BLOODY CAMP
(HELGA, LA LOUVE DE STILBERG, Frankreich, 1977, Regie: Alain Payet)
Irgendwo in Südamerika (gedreht wurde in Frankreich) sorgt General Gomerz mit seinen Soldaten dafür, dass sich das Schloss Spilberg mit Frauen füllt, auf die die strenge Helga scharf ist. Doch die Geilheit wird von den Gefangenen Frauen nicht erwidert, was Helga zu tiefst frustriert und sie dazu treibt, sie zu foltern.

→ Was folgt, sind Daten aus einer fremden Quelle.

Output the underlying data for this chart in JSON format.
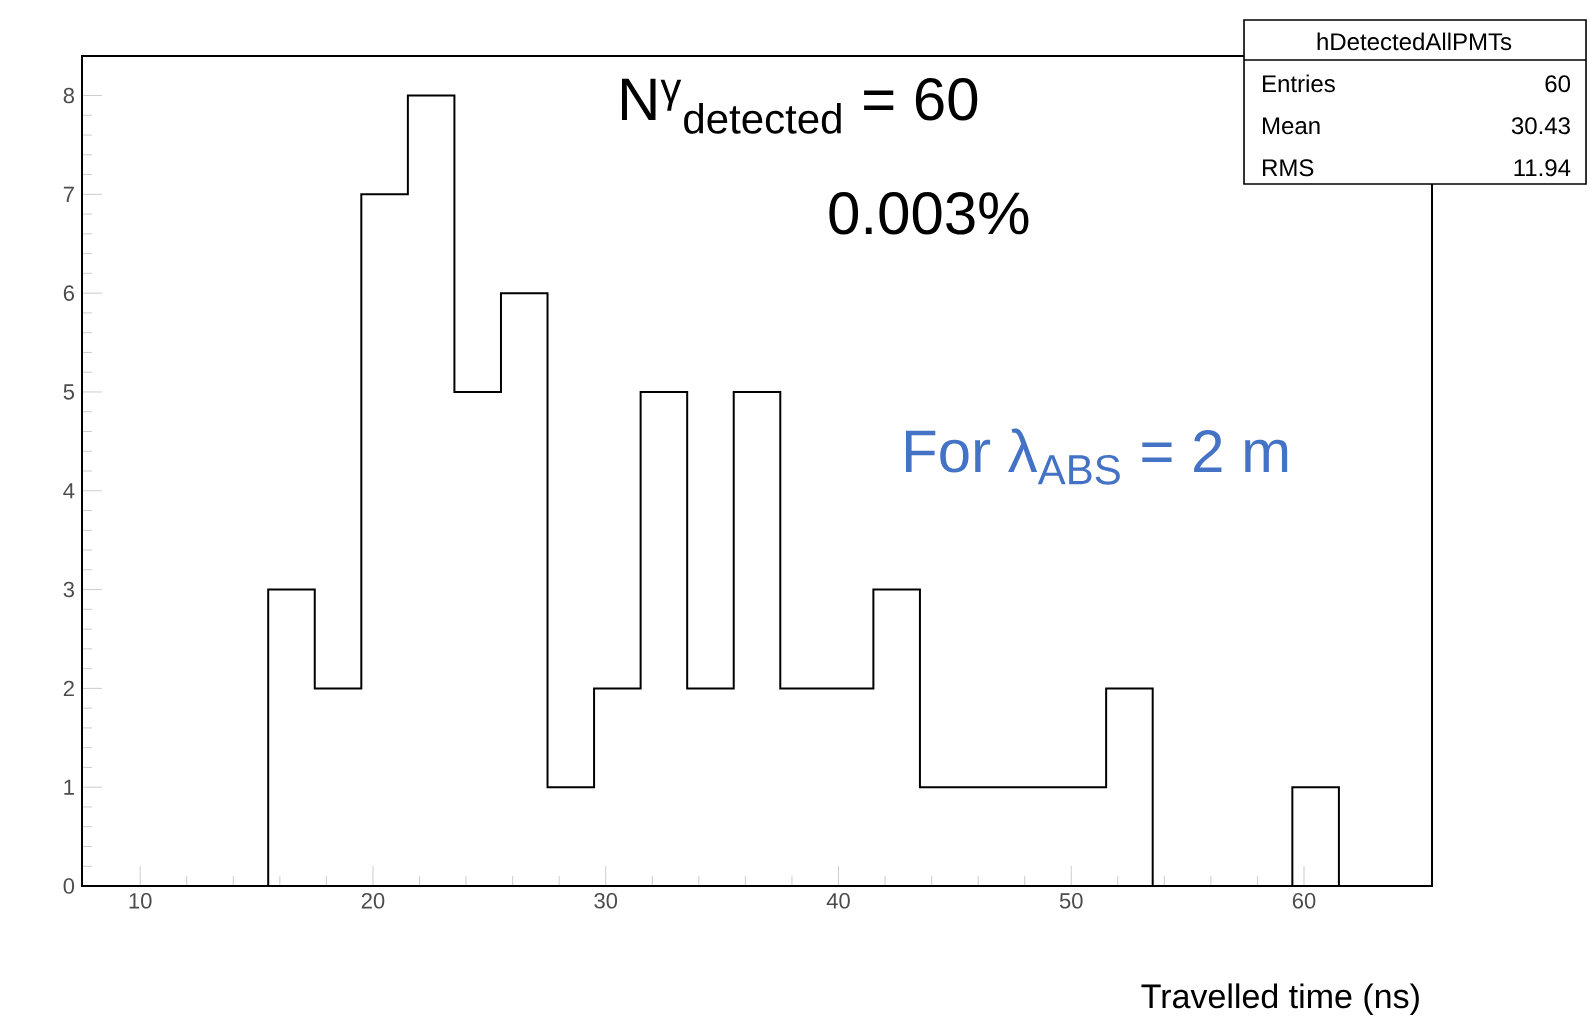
{
  "chart_data": {
    "type": "histogram",
    "xlabel": "Travelled time (ns)",
    "bins": [
      7.5,
      9.5,
      11.5,
      13.5,
      15.5,
      17.5,
      19.5,
      21.5,
      23.5,
      25.5,
      27.5,
      29.5,
      31.5,
      33.5,
      35.5,
      37.5,
      39.5,
      41.5,
      43.5,
      45.5,
      47.5,
      49.5,
      51.5,
      53.5,
      55.5,
      57.5,
      59.5,
      61.5,
      63.5,
      65.5
    ],
    "values": [
      0,
      0,
      0,
      0,
      3,
      2,
      7,
      8,
      5,
      6,
      1,
      2,
      5,
      2,
      5,
      2,
      2,
      3,
      1,
      1,
      1,
      1,
      2,
      0,
      0,
      0,
      1,
      0,
      0
    ],
    "color": "#000000",
    "xlim": [
      7.5,
      65.5
    ],
    "ylim": [
      0,
      8.4
    ],
    "xticks": [
      10,
      20,
      30,
      40,
      50,
      60
    ],
    "yticks": [
      0,
      1,
      2,
      3,
      4,
      5,
      6,
      7,
      8
    ],
    "grid": false,
    "annotations": [
      "N$^{γ}$$_{detected}$ = 60",
      "0.003%",
      "For λ$_{ABS}$ = 2 m",
      "hDetectedAllPMTs",
      "Entries",
      "60",
      "Mean",
      "30.43",
      "RMS",
      "11.94"
    ]
  }
}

Vergesst Ilsa, vergesst Greta… nicht!
Helga, die hier aufmarschiert darf aber gerne vergessen werden. Auch Helga ist hübsch, blond, machtgeil, sexsüchtig und frustriert, aber Malisa Longo lässt die Aura des Wahnsinns einer Dyanne Thorne vermissen. Im Grunde hätte BLOODY CAMP ein weitaus besserer WIP-Film werden können, wäre er nicht durchzogen von langweiligen (Soft-)Sex-Momenten und kaum erwähnenswerten Folter-Szenen, die sich in erster Linie auf langweiliges Auspeitschen beschränken. Sehr öde und ausladend sind die männlichen Figuren, die nur Frauen auf Dörfer einfangen oder sie langweilig ficken. Gegen die bringt Helga schon am meisten Schwung in die Bude, aber das soll nichts heißen, denn durch sie wird die Inszenierung auch nicht spannender, schon gar nicht überzeugender. Es bleibt ein billiges Sexfilmchen mit schönen Frauen, die Sex mit ekligen Männern haben oder einfach nur nackt unter kartoffelsackartigen Decken im Schlafsaal liegen und tuscheln.
Visuell ist das Ganze genau so wenig beeindruckend. Dass man sich inhaltlich hier in Südamerika aufhält, ist völlig daneben. Die Vegetation und Architektur spricht jedenfalls eine ganz andere Sprache. Absurd sind auch die an das Hakenkreuz angelehnten Armbinden mit Fantasysymbol.
Langweiliges Geficke und Folter auf Sparflamme: BLOODY CAMP ist nur als Schlafmittel wirksam.